Ein paar kurze Regenschauer - für die meisten ist das nur der "Tropfen auf dem heißen Stein". Für Kraftwerksbetreiber Kummert müsste es schon mehr sein. "20 oder 30 Liter, das saugt der Boden sofort auf", meint er und ist überzeugt: "Wir haben noch eine lange Durststrecke vor uns."

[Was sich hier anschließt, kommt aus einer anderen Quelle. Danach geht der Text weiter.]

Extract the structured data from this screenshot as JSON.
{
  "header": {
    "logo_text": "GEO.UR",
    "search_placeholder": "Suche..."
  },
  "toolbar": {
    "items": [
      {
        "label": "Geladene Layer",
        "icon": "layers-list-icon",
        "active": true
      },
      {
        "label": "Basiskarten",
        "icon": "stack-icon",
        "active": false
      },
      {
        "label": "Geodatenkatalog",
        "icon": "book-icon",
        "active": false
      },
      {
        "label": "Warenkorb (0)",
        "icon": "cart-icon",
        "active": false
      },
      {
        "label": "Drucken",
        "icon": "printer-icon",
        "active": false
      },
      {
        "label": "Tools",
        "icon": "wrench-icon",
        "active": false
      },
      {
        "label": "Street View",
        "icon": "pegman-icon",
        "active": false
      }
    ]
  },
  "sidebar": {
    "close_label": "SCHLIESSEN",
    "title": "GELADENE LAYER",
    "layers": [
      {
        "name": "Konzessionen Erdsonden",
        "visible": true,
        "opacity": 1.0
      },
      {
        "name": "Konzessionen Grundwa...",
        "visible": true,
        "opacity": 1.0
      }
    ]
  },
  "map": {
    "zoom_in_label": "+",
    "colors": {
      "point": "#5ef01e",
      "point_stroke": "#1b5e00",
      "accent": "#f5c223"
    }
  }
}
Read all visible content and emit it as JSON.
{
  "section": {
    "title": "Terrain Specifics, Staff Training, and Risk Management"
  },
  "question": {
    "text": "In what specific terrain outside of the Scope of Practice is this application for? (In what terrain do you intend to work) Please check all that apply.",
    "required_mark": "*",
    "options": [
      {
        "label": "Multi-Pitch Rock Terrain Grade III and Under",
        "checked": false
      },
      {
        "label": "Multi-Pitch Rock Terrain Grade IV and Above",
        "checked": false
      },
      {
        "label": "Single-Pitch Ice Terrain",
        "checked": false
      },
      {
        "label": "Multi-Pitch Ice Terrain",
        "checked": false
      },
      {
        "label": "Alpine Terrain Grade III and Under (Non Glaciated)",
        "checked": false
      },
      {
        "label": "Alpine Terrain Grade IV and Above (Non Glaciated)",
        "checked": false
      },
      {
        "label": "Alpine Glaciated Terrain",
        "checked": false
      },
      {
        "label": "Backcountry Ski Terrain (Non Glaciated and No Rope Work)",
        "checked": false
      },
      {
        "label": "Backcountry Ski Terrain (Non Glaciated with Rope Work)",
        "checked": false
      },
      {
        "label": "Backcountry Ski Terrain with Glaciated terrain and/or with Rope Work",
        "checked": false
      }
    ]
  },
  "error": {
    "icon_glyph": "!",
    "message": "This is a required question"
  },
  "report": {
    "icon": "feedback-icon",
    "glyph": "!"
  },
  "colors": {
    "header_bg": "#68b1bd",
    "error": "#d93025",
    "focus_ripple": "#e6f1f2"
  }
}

Naab mit minimaler Fracht unterwegs
- Der Fluss: linker Nebenfluss der Donau, entsteht aus dem Zusammenfluss der aus Nordwesten kommenden Haidenaab und der aus Norden heranfließenden Waldnaab; inklusive Quellfluss 197 Kilometer lang mit einem über 5000 Quadratkilometer großen Einzugsgebiet
- Die Wassermenge: 1,9 Kubikmeter Wasser pro Sekunde (Stand 18.8.2022), davon 0,7 Kubikmeter, also fast die Hälfte, über die Fischtreppe. Fürs Flusshauptbett bleibt somit nicht viel mehr: 1,2 Kubikmeter. Normalerweise führt die Naab der Donau über 50 Kubikmeter Wasser pro Sekunde zu.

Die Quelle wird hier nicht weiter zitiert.